Understanding Brand Experience
The easiest way to understand Brand Experience is first to understand the component parts:
Brand represents the intellectual and emotional associations that people make with a company, product or person. That is to say, brand is something that actually lies inside each of us. It is our subjective understanding of something, be it a company, a product or even a person. The essence of a brand lies in each of our unique, subjective interpretations, in our understanding of a brand. This is guided by cultural context, interactions we‘ve had with and about what we are evaluating, and our own personal conception of the world. The more closely aligned a company or product is with the needs and desires of customers, the more likely that company is to maintain a strong and positive mental image in their customers‘ minds, customers who can then be moved to take productive action: to buy, to engage, to recommend, or to think. The science of branding is about designing for and influencing the minds of people. This is building the brand.

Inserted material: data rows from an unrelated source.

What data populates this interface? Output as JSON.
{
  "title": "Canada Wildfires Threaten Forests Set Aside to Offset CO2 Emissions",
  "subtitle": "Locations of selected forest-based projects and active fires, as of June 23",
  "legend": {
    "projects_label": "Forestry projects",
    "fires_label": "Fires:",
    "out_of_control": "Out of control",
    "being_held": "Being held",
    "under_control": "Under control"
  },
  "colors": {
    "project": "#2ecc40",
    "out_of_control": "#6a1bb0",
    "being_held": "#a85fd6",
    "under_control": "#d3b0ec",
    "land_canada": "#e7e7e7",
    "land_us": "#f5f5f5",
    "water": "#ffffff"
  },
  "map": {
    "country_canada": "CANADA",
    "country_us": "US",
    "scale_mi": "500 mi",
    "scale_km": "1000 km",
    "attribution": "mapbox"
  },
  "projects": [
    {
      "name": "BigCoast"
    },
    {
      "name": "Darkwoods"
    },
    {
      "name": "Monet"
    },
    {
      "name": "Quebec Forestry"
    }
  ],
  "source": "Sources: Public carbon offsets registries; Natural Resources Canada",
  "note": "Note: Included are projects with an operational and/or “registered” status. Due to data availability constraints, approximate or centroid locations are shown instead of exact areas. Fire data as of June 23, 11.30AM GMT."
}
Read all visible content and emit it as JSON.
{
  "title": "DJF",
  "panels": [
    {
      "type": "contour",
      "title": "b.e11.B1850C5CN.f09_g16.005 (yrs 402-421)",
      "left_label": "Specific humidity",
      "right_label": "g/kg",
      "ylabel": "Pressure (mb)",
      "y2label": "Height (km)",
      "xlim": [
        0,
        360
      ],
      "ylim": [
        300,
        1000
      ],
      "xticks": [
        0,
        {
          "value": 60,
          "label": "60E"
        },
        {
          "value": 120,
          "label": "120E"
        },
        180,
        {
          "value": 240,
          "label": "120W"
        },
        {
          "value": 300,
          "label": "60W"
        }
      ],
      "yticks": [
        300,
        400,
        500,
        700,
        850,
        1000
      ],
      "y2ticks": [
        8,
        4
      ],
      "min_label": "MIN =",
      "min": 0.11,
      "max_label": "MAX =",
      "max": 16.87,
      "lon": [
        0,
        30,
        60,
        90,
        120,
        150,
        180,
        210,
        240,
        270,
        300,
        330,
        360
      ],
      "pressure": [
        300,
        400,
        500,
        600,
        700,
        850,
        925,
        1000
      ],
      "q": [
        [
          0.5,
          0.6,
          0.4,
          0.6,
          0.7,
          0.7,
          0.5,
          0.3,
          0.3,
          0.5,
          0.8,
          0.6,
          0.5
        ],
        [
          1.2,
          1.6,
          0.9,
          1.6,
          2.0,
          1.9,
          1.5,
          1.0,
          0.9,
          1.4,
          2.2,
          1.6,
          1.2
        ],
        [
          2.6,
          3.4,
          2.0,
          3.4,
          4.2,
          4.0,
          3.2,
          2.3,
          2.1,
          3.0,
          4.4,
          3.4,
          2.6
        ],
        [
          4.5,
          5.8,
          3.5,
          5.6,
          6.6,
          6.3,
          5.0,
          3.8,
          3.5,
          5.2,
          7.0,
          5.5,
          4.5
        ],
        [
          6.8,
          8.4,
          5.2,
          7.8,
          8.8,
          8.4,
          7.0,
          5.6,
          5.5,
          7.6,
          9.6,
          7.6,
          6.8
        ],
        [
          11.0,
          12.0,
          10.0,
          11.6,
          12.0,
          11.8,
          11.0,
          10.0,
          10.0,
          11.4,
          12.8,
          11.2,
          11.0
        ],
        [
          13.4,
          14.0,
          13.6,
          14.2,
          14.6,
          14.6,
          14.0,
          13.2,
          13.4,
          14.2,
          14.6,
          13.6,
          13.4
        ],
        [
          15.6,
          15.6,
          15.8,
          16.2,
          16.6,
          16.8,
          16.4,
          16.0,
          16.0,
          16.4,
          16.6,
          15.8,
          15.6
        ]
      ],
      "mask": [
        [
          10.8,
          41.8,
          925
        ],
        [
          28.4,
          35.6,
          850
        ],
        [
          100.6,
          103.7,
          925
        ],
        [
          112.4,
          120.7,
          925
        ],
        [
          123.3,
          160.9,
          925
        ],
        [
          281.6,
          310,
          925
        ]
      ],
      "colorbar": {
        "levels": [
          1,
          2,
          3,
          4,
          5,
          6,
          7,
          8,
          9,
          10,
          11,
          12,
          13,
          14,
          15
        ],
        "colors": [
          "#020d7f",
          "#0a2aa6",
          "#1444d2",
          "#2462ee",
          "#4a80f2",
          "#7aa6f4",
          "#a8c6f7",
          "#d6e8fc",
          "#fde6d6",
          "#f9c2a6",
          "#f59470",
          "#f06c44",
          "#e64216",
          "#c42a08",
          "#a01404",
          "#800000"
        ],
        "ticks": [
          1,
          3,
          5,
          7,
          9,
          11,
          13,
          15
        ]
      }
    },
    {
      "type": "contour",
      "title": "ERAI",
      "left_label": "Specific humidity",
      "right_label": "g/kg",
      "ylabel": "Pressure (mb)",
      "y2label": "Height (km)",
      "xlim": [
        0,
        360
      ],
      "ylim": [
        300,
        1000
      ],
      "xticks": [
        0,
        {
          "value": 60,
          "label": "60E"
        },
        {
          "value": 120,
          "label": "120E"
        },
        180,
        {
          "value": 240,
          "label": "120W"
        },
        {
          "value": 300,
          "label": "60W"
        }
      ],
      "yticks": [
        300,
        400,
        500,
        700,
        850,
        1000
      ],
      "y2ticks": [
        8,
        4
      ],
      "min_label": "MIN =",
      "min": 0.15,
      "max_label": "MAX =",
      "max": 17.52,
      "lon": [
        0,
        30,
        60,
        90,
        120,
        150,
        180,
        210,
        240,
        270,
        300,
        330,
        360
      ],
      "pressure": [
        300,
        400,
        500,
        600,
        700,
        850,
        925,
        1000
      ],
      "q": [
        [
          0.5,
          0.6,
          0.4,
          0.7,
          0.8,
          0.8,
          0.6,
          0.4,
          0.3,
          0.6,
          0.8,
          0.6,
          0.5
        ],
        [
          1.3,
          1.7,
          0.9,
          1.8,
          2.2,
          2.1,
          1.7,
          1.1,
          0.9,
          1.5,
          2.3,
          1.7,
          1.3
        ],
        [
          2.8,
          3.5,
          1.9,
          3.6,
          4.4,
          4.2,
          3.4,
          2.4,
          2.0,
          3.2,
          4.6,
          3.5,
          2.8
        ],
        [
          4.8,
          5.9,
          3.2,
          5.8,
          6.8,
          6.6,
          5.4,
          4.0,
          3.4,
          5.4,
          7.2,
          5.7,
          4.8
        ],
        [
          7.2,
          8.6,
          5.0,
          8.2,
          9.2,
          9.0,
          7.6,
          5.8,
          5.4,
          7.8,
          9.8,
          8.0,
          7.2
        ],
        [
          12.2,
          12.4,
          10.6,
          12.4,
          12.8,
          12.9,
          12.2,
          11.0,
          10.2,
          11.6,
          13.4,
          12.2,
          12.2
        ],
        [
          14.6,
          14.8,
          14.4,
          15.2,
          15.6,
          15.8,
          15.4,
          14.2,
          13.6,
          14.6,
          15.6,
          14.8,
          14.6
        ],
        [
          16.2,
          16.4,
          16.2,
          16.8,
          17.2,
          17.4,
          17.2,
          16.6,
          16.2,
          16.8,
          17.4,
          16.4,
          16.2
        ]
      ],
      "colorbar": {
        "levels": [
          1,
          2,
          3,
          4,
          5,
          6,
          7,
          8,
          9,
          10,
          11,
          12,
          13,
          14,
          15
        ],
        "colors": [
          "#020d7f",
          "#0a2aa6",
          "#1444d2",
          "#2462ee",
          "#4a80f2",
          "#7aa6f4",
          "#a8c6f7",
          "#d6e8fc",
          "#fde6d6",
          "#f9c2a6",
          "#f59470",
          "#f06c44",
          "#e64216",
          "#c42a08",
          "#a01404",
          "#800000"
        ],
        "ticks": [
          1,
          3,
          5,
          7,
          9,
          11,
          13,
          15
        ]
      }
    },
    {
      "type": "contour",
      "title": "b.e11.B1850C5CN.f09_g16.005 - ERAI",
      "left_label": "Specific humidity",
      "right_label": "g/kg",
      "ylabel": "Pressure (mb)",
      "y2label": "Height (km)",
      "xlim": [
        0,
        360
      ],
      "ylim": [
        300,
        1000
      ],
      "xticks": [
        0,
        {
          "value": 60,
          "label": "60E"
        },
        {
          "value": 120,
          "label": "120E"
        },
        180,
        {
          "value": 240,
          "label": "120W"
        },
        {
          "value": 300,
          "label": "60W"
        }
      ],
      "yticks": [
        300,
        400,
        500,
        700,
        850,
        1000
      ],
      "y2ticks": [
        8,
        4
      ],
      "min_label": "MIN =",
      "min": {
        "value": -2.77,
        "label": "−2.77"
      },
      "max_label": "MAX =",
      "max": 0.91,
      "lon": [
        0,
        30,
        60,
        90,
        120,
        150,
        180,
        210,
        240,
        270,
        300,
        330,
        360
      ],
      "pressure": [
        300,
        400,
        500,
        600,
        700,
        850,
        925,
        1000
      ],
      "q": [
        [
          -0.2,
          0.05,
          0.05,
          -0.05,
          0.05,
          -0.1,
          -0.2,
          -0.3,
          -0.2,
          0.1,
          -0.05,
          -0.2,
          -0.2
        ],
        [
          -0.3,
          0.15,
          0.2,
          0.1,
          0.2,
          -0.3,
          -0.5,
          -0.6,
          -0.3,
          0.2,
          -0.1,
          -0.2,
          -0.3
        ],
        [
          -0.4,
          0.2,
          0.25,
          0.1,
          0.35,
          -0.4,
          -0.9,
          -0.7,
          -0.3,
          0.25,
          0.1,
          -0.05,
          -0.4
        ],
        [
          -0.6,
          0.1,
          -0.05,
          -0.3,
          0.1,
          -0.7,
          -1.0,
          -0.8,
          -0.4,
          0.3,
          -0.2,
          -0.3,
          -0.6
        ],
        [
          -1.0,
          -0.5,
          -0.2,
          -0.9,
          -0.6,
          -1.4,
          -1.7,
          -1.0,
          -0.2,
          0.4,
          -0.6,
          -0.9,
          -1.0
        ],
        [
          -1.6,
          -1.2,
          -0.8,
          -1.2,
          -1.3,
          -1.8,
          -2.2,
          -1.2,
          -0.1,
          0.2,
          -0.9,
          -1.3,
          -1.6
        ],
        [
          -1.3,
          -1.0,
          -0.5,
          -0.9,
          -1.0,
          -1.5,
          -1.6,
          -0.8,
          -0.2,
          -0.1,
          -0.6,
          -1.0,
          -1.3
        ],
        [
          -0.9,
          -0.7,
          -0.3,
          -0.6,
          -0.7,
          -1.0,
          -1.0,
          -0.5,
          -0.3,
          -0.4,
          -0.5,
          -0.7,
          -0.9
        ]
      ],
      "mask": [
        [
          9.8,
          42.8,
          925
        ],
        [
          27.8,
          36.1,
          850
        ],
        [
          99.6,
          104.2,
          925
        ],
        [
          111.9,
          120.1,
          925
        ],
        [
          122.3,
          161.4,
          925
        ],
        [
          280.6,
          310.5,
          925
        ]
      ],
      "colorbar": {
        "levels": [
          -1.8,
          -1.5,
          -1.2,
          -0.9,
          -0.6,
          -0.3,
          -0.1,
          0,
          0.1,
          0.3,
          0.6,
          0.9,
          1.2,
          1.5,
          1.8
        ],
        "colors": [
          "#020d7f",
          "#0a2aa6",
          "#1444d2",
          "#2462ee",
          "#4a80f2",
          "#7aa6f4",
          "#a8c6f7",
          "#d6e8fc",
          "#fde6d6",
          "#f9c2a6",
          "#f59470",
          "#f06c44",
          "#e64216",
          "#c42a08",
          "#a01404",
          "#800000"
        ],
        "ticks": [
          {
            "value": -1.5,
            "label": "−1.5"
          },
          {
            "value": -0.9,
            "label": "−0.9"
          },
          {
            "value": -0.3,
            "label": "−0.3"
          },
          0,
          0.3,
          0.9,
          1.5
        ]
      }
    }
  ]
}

Experience is anything that our senses perceive, the interaction between people and the world. What is valuable about experience is, like brand, it actually happens on the inside. How and why people respond to experiences is at the heart of successful design. And that is what designing for, or focusing on, experience is all about: understanding people. The same basic principles apply whether someone is reading information or going to a trade show booth or watching a commercial or engaging a Web site. Even as the media changes, the basic human realities of evaluating and responding to experiences remain the same.
Brand Experience in its totality is a rather new discipline, and one that is incredibly complex to execute successfully. Not only does it require a sophisticated understanding of business strategy and a deep, scientific and cultural understanding of people and markets, it also demands a broad and neutral understanding of communications and media. It is, at once, the synthesis of business, marketing, design and technology. And the Web is a vital component to Brand Experience.
A Brand Identity is how others "percieve" it!
Brand and Digital Marketing
Be very focused on the user and the quality of the user’s interactions and experience with the brand. Force feeding messages to people is not effective – what is effective is getting people to participate and engage – which is how we create the deep lasting relationships.
Digital space and the future of traditional and digital marketing?
Today it is a place where consumers shape and own the brand. We are moving rapidly into a place where brands have to completely understand what the consumers’ motivations are and understand that branding means so much more than raising awareness – it’s about activation and engagement.
Online Marketing
These days a website is essential. And depending upon your niche and your objectives, it can be a major part of your marketing initiatives. Creating a website can be made fairly simple by working with a company that specializes in helping small businesses create their web presence. But how about getting the word out about your site, and getting visitors to come back again and again? It's important to fill your website with content that's effective. It’s what you say and how you say it that makes all the difference online. The content (words) on your site must be crisp and intelligent. What you say should grab a visitor’s attention, establish credibility, pique their interest and motivate them to action. There are a number of ways to promote your business online, here’s just a sample of the most popular methods:
Online display advertising – the “granddaddy” of online advertising, involving the purchase of display space on a popular website. Everyone has seen ‘banner’ ads at the top of websites – despite reports of their demise, display ads are still popular for their reach and for the branding effectiveness of graphical ads.
Search engine marketing – this catch-all has two primary marketing tools under its umbrella; search engine advertising and search engine optimization. Both involve driving traffic from the hundreds of millions of eyeballs that scan search results on Google, Yahoo, MSN and other search engines, but the approach is drastically different – be sure you understand the distinctions.
Email marketing – along with online display ads, email marketing got a bad rap, mostly thanks to spammers clogging your inbox with offers to refinance your mortgage. But with new rules and regulations, and much stricter controls on spam, getting your message out through email is enjoying a revival. Email can be an outstanding customer retention tool, so you’ll want it to be part of your online marketing mix.